Questo pone le basi per il vasto consenso che avrà la Democrazia Cristiana (DC), partito cattolico fondato da Alcide De Gasperi nel secondo dopo guerra.

La Chiesa attraverso la DC si presenta quindi come la forza contraria al comunismo. In Veneto il grande seguito ottenuto dalla DC, segna un predominio elettorale sul PCI, e favorisce lo sviluppo industriale di piccola impresa nelle zone rurali.

Il riconoscersi da un punto di vista di identità politica, nella DC, trova fondamento nel far parte della comunità cattolica, che si esprime nel contesto locale e familiare controllato dalla Chiesa.
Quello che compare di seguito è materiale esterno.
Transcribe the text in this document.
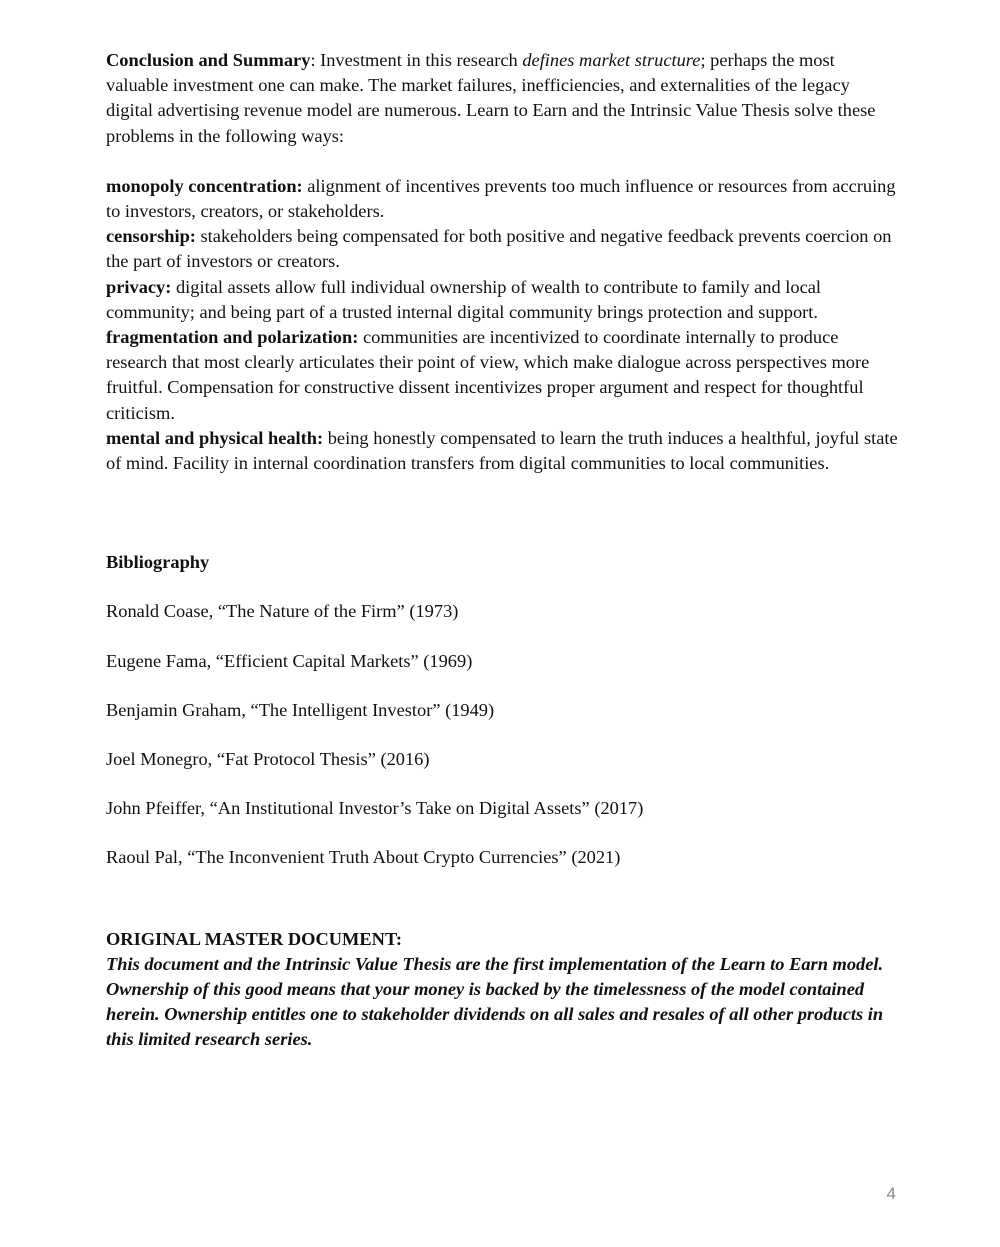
Conclusion and Summary: Investment in this research defines market structure; perhaps the most valuable investment one can make. The market failures, inefficiencies, and externalities of the legacy digital advertising revenue model are numerous. Learn to Earn and the Intrinsic Value Thesis solve these problems in the following ways:

monopoly concentration: alignment of incentives prevents too much influence or resources from accruing to investors, creators, or stakeholders.

censorship: stakeholders being compensated for both positive and negative feedback prevents coercion on the part of investors or creators.

privacy: digital assets allow full individual ownership of wealth to contribute to family and local community; and being part of a trusted internal digital community brings protection and support.

fragmentation and polarization: communities are incentivized to coordinate internally to produce research that most clearly articulates their point of view, which make dialogue across perspectives more fruitful. Compensation for constructive dissent incentivizes proper argument and respect for thoughtful criticism.

mental and physical health: being honestly compensated to learn the truth induces a healthful, joyful state of mind. Facility in internal coordination transfers from digital communities to local communities.

Bibliography

Ronald Coase, “The Nature of the Firm” (1973)

Eugene Fama, “Efficient Capital Markets” (1969)

Benjamin Graham, “The Intelligent Investor” (1949)

Joel Monegro, “Fat Protocol Thesis” (2016)

John Pfeiffer, “An Institutional Investor’s Take on Digital Assets” (2017)

Raoul Pal, “The Inconvenient Truth About Crypto Currencies” (2021)

ORIGINAL MASTER DOCUMENT:

This document and the Intrinsic Value Thesis are the first implementation of the Learn to Earn model. Ownership of this good means that your money is backed by the timelessness of the model contained herein. Ownership entitles one to stakeholder dividends on all sales and resales of all other products in this limited research series.

4
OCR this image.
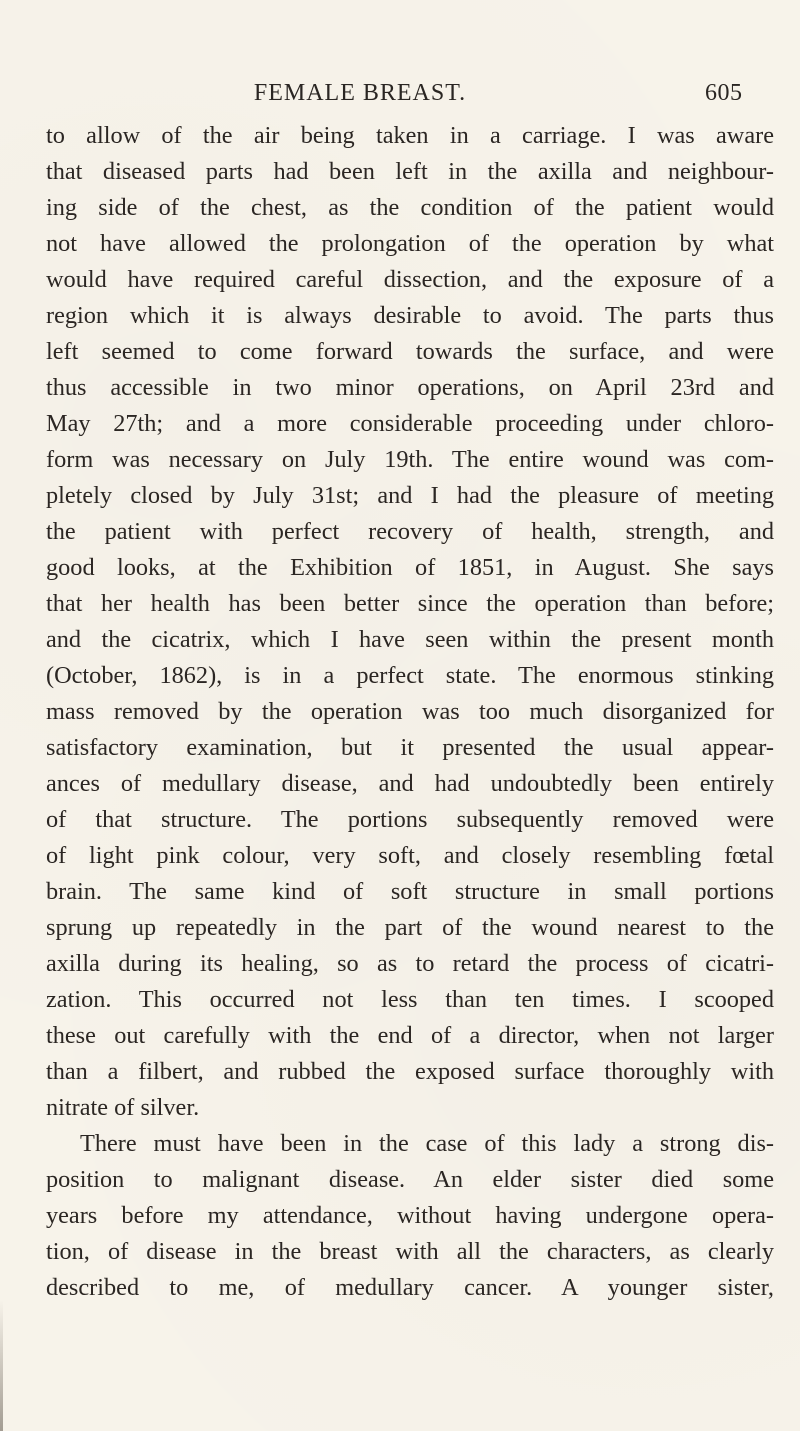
FEMALE BREAST.	605
to allow of the air being taken in a carriage. I was aware
that diseased parts had been left in the axilla and neighbour-
ing side of the chest, as the condition of the patient would
not have allowed the prolongation of the operation by what
would have required careful dissection, and the exposure of a
region which it is always desirable to avoid. The parts thus
left seemed to come forward towards the surface, and were
thus accessible in two minor operations, on April 23rd and
May 27th; and a more considerable proceeding under chloro-
form was necessary on July 19th. The entire wound was com-
pletely closed by July 31st; and I had the pleasure of meeting
the patient with perfect recovery of health, strength, and
good looks, at the Exhibition of 1851, in August. She says
that her health has been better since the operation than before;
and the cicatrix, which I have seen within the present month
(October, 1862), is in a perfect state. The enormous stinking
mass removed by the operation was too much disorganized for
satisfactory examination, but it presented the usual appear-
ances of medullary disease, and had undoubtedly been entirely
of that structure. The portions subsequently removed were
of light pink colour, very soft, and closely resembling fœtal
brain. The same kind of soft structure in small portions
sprung up repeatedly in the part of the wound nearest to the
axilla during its healing, so as to retard the process of cicatri-
zation. This occurred not less than ten times. I scooped
these out carefully with the end of a director, when not larger
than a filbert, and rubbed the exposed surface thoroughly with
nitrate of silver.
There must have been in the case of this lady a strong dis-
position to malignant disease. An elder sister died some
years before my attendance, without having undergone opera-
tion, of disease in the breast with all the characters, as clearly
described to me, of medullary cancer. A younger sister,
La DC diventa, quindi, “garante e interprete della società locale e il voto è la prova e la misura dell’appartenenza e della condivisione del sistema di significati e delle prassi prevalenti nella società locale stessa” (Almagisti M. 2016, p.137).

Fino agli anni Sessanta, predomina una linea politica su basi identitarie, l’importanza della Chiesa nell’ambito sociale e di orientamento culturale viene rappresentato dal voto alla DC.

Dagli anni Settanta agli anni Novanta si assiste ad un processo di secolarizzazione e ad un moltiplicarsi degli attori nella scena politica, e la DC comincia ad avere una certa autonomia dalla Chiesa. Questo periodo storico viene segnato da una crisi del mondo cattolico, dallo sviluppo economico e l’indebolirsi della famiglia tradizionale. L’azione politica non è più guidata dal voler rappresentare l’identità cattolica ma predilige la mediazione di interessi territoriali e di gruppo, formato da “amministratori e di manager dell’impresa-Veneto” (ivi, p.139). Inoltre, il processo di laicizzazione apre le strade alla possibilità di poter rappresentare questa regione anche per partiti politici altri, che nulla hanno a che fare con il grande partito concorrente, il PCI. Già nel 1983 la Liga Veneta risulta aver maggiori consensi proprio in quei comuni dove la comunità cattolica locale è in crisi. Dove, infatti, stava venendo meno la comunità religiosa, sono riemersi altri principi tipici di questi luoghi, come l’importanza del locale, una certa sfiducia verso lo Stato, principi quali la Liga si faceva promotrice.